Ein Verfahren, das durch eine die Sache erledigende Entscheidung abgeschlossen worden ist, kann auf Antrag einer Partei wieder aufgenommen werden, wenn die Partei in Kenntnis von neuen Tatsachen gelangt oder Beweismittel auffindet oder zu benützen in den Stand gesetzt wird, deren Vorbringen und Benützung im früheren Verfahren eine ihr günstigere Entscheidung herbeigeführt haben würde (§ 530 Abs 1 Z 7 ZPO). Wegen dieser Umstände ist die Wiederaufnahme aber nur dann zulässig, wenn die Partei ohne ihr Verschulden außerstande war, die neuen Tatsachen oder Beweismittel vor Schluss der mündlichen Verhandlung, auf welche die Entscheidung erster Instanz erging, geltend zu machen (§ 530 Abs 2 ZPO). Das Gericht hat vor Anberaumung einer Tagsatzung zur mündlichen Verhandlung zu prüfen, ob die Klage auf einen der gesetzlichen Anfechtungsgründe (§§ 529 bis 431 ZPO) gestützt und in der gesetzlichen Frist erhoben worden ist. Mangelt es an einem dieser Erfordernisse oder ist die Klage wegen anderer, hier nicht relevanter Gründe unzulässig, so ist sie als zur Bestimmung einer Tagsatzung für die mündliche Verhandlung ungeeignet durch Beschluss zurückzuweisen (§ 538 Abs 1 ZPO).

Im Vorprüfungsverfahren (§ 538 ZPO) ist - wie schon das Erstgericht richtig erkannte - in aller Regel nicht darüber zu entscheiden, ob der Wiederaufnahmskläger ohne sein Verschulden außerstande war, Beweismittel im Vorprozess zu verwenden (RdW 1992, 248; RIS-Justiz RS0044639. Die Prüfung der Verschuldensfrage ist Gegenstand der nach mündlicher Verhandlung zu fällenden Entscheidung über die Wiederaufnahme und nicht des Erneuerungsverfahrens (RIS-Justiz RS0044565). Die Frage, ob die Klage gemäß § 530 Abs 2 ZPO unzulässig ist, kann nur dann schon im Vorverfahren erledigt werden, wenn Angaben des Wiederaufnahmsklägers darüber, dass die Geltendmachung der neuen Tatsachen und Beweismittel im Vorprozess ohne sein Verschulden unmöglich gewesen sei, gänzlich fehlen oder sich schon aus den Parteiangaben ein Verschulden ergibt (Fasching IV 520; EvBl 1973/163; JBl 1979, 268; 1 Ob 375/97x; 1 Ob 270/98g; 8 Ob 272/00h; RIS-Justiz RS0044558, RS0044639).

Beides ist hier nicht der Fall. Weder fehlen überhaupt Angaben des Klägers zum mangelnden Verschulden, noch kann davon die Rede sein, dass sich aus seinem Vorbringen bereits das Verschulden an der Nicht-Geltendmachung eines vollständigen, gesetzmäßig ausgeführten Beweisantrages ergibt.

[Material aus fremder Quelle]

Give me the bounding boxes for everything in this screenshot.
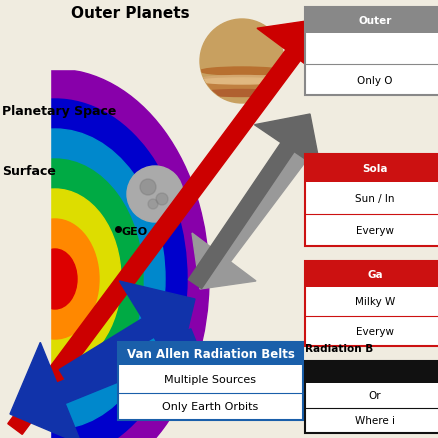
Ellipse shape (200, 68, 283, 76)
Ellipse shape (0, 190, 121, 369)
Bar (0, 0, 438, 70)
Text: Only Earth Orbits: Only Earth Orbits (162, 402, 258, 411)
Ellipse shape (200, 82, 283, 91)
Bar (304, 261, 438, 287)
Text: Milky W: Milky W (354, 297, 394, 307)
Bar (118, 342, 302, 420)
Text: Sola: Sola (361, 163, 387, 173)
Ellipse shape (11, 219, 99, 339)
Text: Only O: Only O (357, 75, 392, 85)
Text: Or: Or (368, 390, 381, 400)
Text: Radiation B: Radiation B (304, 343, 372, 353)
Bar (304, 8, 438, 96)
Polygon shape (59, 281, 194, 389)
Circle shape (127, 166, 183, 223)
Ellipse shape (0, 70, 208, 438)
Bar (118, 342, 302, 366)
Text: Planetary Space: Planetary Space (2, 105, 116, 118)
Text: Outer Planets: Outer Planets (71, 6, 189, 21)
Ellipse shape (200, 79, 283, 85)
Text: Sun / In: Sun / In (354, 193, 394, 203)
Ellipse shape (200, 90, 283, 97)
Bar (0, 0, 50, 438)
Polygon shape (8, 20, 328, 434)
Ellipse shape (200, 76, 283, 83)
Text: Everyw: Everyw (355, 226, 393, 235)
Circle shape (148, 200, 158, 209)
Text: Where i: Where i (354, 416, 394, 425)
Bar (304, 361, 438, 383)
Polygon shape (188, 115, 320, 289)
Text: Ga: Ga (366, 269, 382, 279)
Circle shape (140, 180, 155, 195)
Text: Surface: Surface (2, 165, 56, 177)
Circle shape (200, 20, 283, 104)
Ellipse shape (0, 100, 187, 438)
Text: Van Allen Radiation Belts: Van Allen Radiation Belts (126, 347, 294, 360)
Bar (304, 155, 438, 247)
Polygon shape (10, 329, 199, 438)
Bar (304, 361, 438, 433)
Bar (304, 261, 438, 346)
Ellipse shape (33, 249, 77, 309)
Polygon shape (191, 145, 311, 290)
Text: Multiple Sources: Multiple Sources (164, 374, 256, 384)
Bar (304, 8, 438, 34)
Ellipse shape (0, 159, 143, 399)
Text: Outer: Outer (357, 16, 391, 26)
Bar (304, 155, 438, 182)
Text: GEO: GEO (122, 226, 148, 237)
Ellipse shape (0, 130, 165, 429)
Text: Everyw: Everyw (355, 326, 393, 336)
Circle shape (155, 194, 168, 205)
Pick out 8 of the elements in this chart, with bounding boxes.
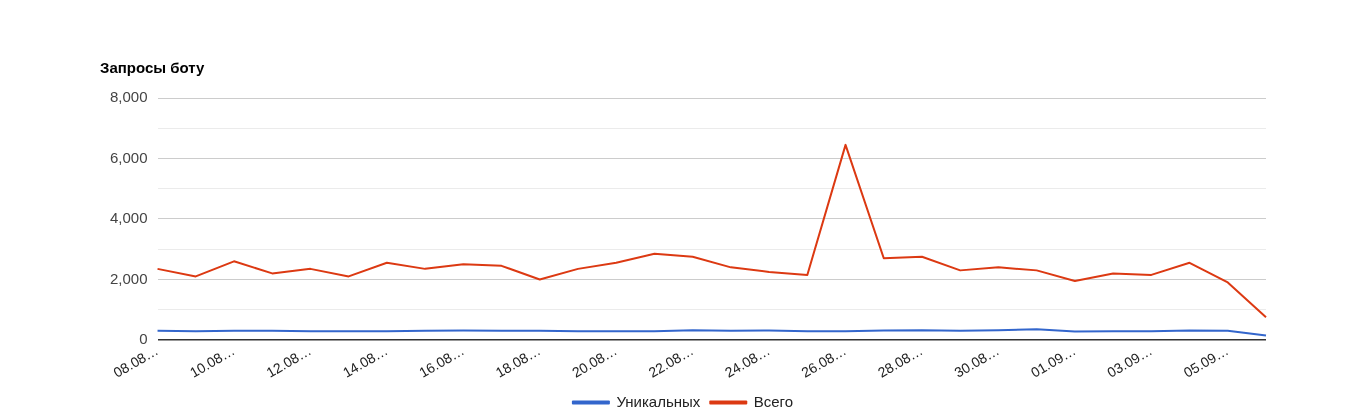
y-tick-label: 8,000 xyxy=(109,88,148,106)
y-tick-label: 0 xyxy=(139,330,148,348)
y-tick-label: 6,000 xyxy=(109,148,148,166)
chart-title: Запросы боту xyxy=(100,59,206,77)
legend-label: Уникальных xyxy=(616,392,701,410)
legend-label: Всего xyxy=(753,392,794,410)
y-tick-label: 2,000 xyxy=(109,269,148,287)
y-tick-label: 4,000 xyxy=(109,209,148,227)
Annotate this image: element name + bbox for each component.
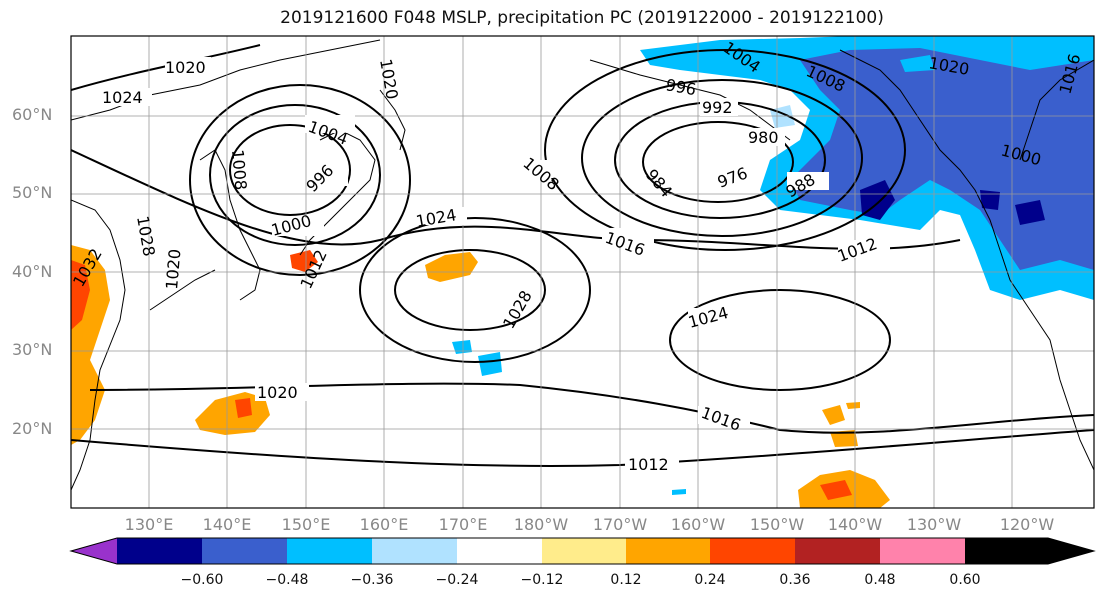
colorbar-swatch xyxy=(542,538,626,564)
lat-label-60n: 60°N xyxy=(12,105,53,124)
colorbar-tick-label: −0.48 xyxy=(265,572,309,588)
isobar-label: 1024 xyxy=(102,88,143,107)
lon-label-180w: 180°W xyxy=(513,515,569,534)
precip-positive-area xyxy=(71,245,890,508)
lon-label-150w: 150°W xyxy=(749,515,805,534)
map-frame xyxy=(70,35,1095,509)
lat-label-20n: 20°N xyxy=(12,419,53,438)
colorbar-tick-label: 0.60 xyxy=(949,572,981,588)
isobar-label: 1020 xyxy=(162,248,184,290)
colorbar-swatch xyxy=(372,538,457,564)
lon-label-140w: 140°W xyxy=(827,515,883,534)
isobar-label: 992 xyxy=(702,98,733,117)
isobar-label: 1020 xyxy=(257,383,298,402)
colorbar-swatch xyxy=(117,538,202,564)
colorbar-tick-label: −0.12 xyxy=(520,572,564,588)
isobar-label: 1012 xyxy=(628,455,669,474)
colorbar xyxy=(69,537,1096,565)
colorbar-swatch xyxy=(202,538,287,564)
colorbar-extend-high xyxy=(965,538,1094,564)
isobar-label: 1008 xyxy=(228,149,250,191)
lat-label-50n: 50°N xyxy=(12,183,53,202)
colorbar-swatch xyxy=(710,538,795,564)
colorbar-tick-label: −0.60 xyxy=(180,572,224,588)
colorbar-tick-label: 0.24 xyxy=(694,572,726,588)
lon-label-150e: 150°E xyxy=(281,515,331,534)
colorbar-tick-label: 0.48 xyxy=(864,572,896,588)
colorbar-tick-label: −0.36 xyxy=(350,572,394,588)
lon-label-160e: 160°E xyxy=(359,515,409,534)
colorbar-swatch xyxy=(626,538,710,564)
lon-label-170w: 170°W xyxy=(592,515,648,534)
lon-label-140e: 140°E xyxy=(202,515,252,534)
lat-label-30n: 30°N xyxy=(12,340,53,359)
lon-label-170e: 170°E xyxy=(438,515,488,534)
colorbar-tick-label: −0.24 xyxy=(435,572,479,588)
lon-label-160w: 160°W xyxy=(670,515,726,534)
lon-label-120w: 120°W xyxy=(999,515,1055,534)
colorbar-tick-label: 0.36 xyxy=(779,572,811,588)
graticule xyxy=(71,36,1094,508)
isobar-label: 980 xyxy=(748,128,779,147)
lon-label-130e: 130°E xyxy=(124,515,174,534)
colorbar-tick-label: 0.12 xyxy=(610,572,642,588)
colorbar-swatch xyxy=(880,538,965,564)
colorbar-swatch xyxy=(287,538,372,564)
lon-label-130w: 130°W xyxy=(906,515,962,534)
map-title: 2019121600 F048 MSLP, precipitation PC (… xyxy=(280,8,884,28)
precip-negative-area xyxy=(452,36,1094,495)
coastlines xyxy=(71,39,1094,491)
colorbar-swatch xyxy=(795,538,880,564)
colorbar-extend-low xyxy=(71,538,117,564)
lat-label-40n: 40°N xyxy=(12,262,53,281)
isobar-label: 1020 xyxy=(165,58,206,77)
colorbar-swatch xyxy=(457,538,542,564)
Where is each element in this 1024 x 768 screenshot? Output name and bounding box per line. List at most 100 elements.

Aus den Überlegungen des Berufungsgerichtes im Vorprozess zur Mängelrüge des Klägers in der Berufung gegen das abweisende Urteil ergibt sich entgegen der Auffassung des Erstgerichtes keine Bindung für die Zulässigkeit der Wiederaufnahmsklage im nachfolgenden Wiederaufnahmsverfahren. Da dem Klagevorbringen - entgegen der Auffassung der Revisionsrekursgegnerin - auch nicht von vornherein die abstrakte Eignung abzusprechen ist, eine Änderung der Entscheidung im Hauptprozess herbeizuführen (RdW 1992, 248; RIS-Justiz RS0044631), ist dem Revisionsrekurs stattzugeben, sind die Beschlüsse der Vorinstanzen aufzuheben und ist dem Erstgericht die Fortsetzung des Verfahrens über die Wiederaufnahmsklage unter Abstandnahme vom gebrauchten Zurückweisungsgrund aufzutragen.

Der Kostenvorbehalt beruht auf § 52 ZPO.